Point of View

Point of View: From Theatre To Film: Part I

“It’s a simply marvelous play, but do you think there is a movie in it?”

– Successful film producer who shall remain nameless

The first original play I directed for the Cygnet Theatre Company was a beautiful piece called Star.  It was a very dynamic play, which skipped back and forth from present day Toronto to Second World War Berlin.  The playwright, Samantha Swan, painted a very large canvas, with about 40 scenes and 50 characters in the 90 minute play, taking place in dozens of locations, from cafe to bomb shelter, ocean liner to interrogation room, cattle car to war-torn fields.

Producers we happened to meet during this period admired the writing, but said without qualification that it would be impossible to mount because of its enormous scale.  Swan was perplexed.  She had written it to be performed by 6 actors, (5 if need be), with 2 chairs on an empty stage.  Even I had difficulty imagining how this could be done.  But she is smart, so I trusted her, and we mounted the play ourselves, with our own company.

My only real job as the director, I figured, was to bring the play intended by the playwright as fully to life as possible, with no clever bullshit showing off what a brilliant director I thought I was.  I often wish more directors approached the work this way.

At that point in my life, I had seen many plays, mostly bad. But I had watched many more – untold thousands of hours – of film and TV.  I had very little knowledge of stagecraft.  So, directing was a real learning laboratory exercise for me.  I knew only one thing for sure:  not one moment of the play should be boring.

A couple of plays I’d seen in my life that were riveting from end to end, so it’s possible.  Why strive for anything less?

From this simple goal flowed every other problem and solution.  I believe it is the golden rule of storytelling – hold their interest.

You don’t actually need to be a genius to do this, but you do need to pay close attention to your audience.  When you are telling someone a story one on one, you should be able to tell moment by moment whether they are interested in what you are saying. At some point we have all been held prisoner by someone with no concept of how boring he is, who talked at us rather than to us. This person should neither direct nor be invited to dinner.

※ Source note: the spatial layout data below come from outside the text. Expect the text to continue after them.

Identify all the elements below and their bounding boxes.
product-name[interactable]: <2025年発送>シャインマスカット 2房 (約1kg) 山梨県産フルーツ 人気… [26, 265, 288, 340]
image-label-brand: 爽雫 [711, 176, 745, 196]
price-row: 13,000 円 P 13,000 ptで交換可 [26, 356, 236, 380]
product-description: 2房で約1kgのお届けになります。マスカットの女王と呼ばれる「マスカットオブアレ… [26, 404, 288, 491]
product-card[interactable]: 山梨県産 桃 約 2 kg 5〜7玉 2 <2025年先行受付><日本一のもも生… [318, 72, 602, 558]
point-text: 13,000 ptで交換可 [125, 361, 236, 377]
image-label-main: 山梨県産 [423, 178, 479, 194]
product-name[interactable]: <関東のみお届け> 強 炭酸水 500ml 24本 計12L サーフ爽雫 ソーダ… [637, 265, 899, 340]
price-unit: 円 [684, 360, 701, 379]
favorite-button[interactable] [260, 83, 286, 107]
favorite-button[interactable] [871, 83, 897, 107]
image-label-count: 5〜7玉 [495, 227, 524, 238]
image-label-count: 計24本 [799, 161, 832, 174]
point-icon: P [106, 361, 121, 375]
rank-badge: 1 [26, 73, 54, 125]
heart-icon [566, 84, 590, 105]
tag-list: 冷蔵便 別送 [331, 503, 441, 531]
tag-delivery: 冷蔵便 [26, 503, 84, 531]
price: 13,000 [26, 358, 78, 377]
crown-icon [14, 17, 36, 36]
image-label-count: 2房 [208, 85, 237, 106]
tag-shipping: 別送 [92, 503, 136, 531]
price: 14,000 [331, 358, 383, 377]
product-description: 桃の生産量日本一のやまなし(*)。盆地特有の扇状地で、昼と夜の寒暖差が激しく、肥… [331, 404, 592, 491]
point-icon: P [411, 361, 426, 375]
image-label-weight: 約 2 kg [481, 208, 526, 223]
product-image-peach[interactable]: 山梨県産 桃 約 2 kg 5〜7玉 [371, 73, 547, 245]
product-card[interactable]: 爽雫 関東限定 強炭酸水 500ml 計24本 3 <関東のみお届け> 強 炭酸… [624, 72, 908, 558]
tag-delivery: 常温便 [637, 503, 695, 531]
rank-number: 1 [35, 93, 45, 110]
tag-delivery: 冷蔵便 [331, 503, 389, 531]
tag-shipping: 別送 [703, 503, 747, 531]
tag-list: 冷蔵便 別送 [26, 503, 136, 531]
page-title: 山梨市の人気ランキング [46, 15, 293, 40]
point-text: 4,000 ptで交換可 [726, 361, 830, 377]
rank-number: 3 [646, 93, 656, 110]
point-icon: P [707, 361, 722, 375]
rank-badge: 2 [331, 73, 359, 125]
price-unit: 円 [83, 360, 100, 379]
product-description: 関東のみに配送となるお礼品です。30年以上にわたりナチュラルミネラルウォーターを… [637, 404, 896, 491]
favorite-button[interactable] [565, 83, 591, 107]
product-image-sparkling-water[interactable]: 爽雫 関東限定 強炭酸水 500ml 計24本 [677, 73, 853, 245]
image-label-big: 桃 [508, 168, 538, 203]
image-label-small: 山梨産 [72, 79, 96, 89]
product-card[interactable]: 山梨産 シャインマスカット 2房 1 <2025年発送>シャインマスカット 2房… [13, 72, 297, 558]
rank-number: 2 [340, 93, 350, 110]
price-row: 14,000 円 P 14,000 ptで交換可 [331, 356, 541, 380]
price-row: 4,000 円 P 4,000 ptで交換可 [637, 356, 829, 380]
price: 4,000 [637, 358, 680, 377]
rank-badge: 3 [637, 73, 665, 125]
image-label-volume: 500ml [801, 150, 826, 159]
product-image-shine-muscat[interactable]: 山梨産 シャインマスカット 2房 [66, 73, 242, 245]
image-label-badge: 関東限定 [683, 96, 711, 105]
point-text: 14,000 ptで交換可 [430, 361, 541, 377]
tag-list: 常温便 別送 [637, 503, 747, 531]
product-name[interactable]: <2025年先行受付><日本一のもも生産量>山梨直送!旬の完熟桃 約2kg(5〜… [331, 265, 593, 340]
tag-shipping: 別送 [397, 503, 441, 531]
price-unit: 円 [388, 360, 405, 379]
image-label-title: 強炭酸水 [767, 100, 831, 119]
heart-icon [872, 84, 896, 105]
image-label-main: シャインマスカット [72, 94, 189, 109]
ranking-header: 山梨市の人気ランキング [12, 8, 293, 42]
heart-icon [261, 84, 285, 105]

As a director, you must be capable of being simply an attentive audience member during rehearsals.  You have to be able to put aside all your ego, hopes, dreams, and anxieties, as they relate to the piece you are directing, often enough to get a sense of how the play will affect someone seeing it for the first time.  Maybe that’s impossible, but you can get close.  Then, after watching and listening, you put your director hat back on and assess what was boring, and what worked.  Then you try whatever you can to make it better.